Wednesday, 17 December 2014
Jürg Diemand1, Kyoko K Tanaka2, Hidekazu Tanaka2 and Raymond Angelil1, (1)University of Zurich, Institute for Computational Sciences, Zurich, Switzerland, (2)Hokkaido University, Institute of Low Temperature Science, Sapporo, Japan
We use large scale direct (NVE and NVT) molecular dynamics simulations to study phase transitions. Typical runs contain one billion atoms and run for up to 100 million time-steps. This corresponds to scales of micrometers and microseconds and allows us to resolve similar nucleation rates as probed in some laboratory experiments. In homogeneous vapor-to-liquid nucleation simulations using Lennard-Jones atoms (Diemand et al. JCP 2013) and various water models (ongoing work) we observe a second phase transition form liquid-to-solid in some of the lower temperature runs (see Tanaka et al. JCP 2011 for one such case).
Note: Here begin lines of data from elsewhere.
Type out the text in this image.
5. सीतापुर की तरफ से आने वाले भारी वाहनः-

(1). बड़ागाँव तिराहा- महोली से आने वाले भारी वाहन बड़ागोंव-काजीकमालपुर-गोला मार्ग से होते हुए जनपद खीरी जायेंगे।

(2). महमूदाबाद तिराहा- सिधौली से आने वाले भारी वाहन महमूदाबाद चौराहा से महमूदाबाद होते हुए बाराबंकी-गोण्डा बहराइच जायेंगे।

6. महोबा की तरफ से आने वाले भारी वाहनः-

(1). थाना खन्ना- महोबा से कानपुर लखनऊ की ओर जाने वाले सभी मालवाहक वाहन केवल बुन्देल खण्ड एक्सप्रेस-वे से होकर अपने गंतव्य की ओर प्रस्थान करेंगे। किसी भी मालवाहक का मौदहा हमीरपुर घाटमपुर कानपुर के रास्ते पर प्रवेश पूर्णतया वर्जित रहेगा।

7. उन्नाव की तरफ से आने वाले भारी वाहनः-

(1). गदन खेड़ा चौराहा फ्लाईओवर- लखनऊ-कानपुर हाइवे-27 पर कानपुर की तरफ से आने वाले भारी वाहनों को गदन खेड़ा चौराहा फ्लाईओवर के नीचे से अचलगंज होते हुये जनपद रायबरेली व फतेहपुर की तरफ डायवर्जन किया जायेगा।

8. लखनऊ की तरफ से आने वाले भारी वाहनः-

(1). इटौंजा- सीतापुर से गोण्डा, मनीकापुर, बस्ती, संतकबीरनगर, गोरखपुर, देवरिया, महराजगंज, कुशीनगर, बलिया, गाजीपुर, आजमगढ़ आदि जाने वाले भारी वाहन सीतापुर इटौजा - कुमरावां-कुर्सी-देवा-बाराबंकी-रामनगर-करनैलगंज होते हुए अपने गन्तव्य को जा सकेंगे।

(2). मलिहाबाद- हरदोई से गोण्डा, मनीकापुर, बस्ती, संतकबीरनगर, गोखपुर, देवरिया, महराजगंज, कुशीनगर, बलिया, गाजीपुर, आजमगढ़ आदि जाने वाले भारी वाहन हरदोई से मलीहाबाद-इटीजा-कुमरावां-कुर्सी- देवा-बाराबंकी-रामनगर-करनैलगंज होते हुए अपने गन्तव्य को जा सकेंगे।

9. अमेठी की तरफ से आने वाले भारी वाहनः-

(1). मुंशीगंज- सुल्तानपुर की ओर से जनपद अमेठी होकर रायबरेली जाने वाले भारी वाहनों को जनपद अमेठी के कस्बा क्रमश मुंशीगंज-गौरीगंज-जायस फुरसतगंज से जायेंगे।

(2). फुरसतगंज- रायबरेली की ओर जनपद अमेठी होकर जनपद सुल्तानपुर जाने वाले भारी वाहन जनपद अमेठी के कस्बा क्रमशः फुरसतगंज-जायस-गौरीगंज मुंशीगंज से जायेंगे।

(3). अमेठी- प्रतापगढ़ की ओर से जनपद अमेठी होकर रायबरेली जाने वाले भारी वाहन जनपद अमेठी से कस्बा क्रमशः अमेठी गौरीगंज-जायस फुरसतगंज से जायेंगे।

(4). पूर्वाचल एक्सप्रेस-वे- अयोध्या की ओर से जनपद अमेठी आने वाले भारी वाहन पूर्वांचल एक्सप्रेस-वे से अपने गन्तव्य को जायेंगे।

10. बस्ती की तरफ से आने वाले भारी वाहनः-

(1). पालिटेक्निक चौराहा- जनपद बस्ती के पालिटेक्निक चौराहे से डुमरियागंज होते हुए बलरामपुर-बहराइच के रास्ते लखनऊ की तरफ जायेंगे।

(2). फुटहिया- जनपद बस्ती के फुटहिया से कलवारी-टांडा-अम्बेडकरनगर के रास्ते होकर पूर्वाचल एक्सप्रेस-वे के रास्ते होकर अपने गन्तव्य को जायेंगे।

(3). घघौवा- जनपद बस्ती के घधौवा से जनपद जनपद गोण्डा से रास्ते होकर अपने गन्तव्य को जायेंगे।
Here we will describe the crystallisation of these supercooled liquid-like nano-clusters in detail. We will present crystal structure, nucleation and growth rates for a range of temperatures, droplet sizes and interaction potentials and compare with model predictions. Since our liquid nano-droplets are condensing naturally out of the vapour phase, as in clouds and some experiments and industrial processes, we can address some specific questions relevant in these contexts: How does the droplet size, structure and especially its surface affect the freezing process? To what extend does the latent heat from the ongoing condensation onto the droplets surface delay and alter crystallisation? Can frozen nano-clusters grow by direct de-sublimation from the vapour, or is there always a liquid-like surface? And can they form directly without going through a liquid-like proto-cluster stage?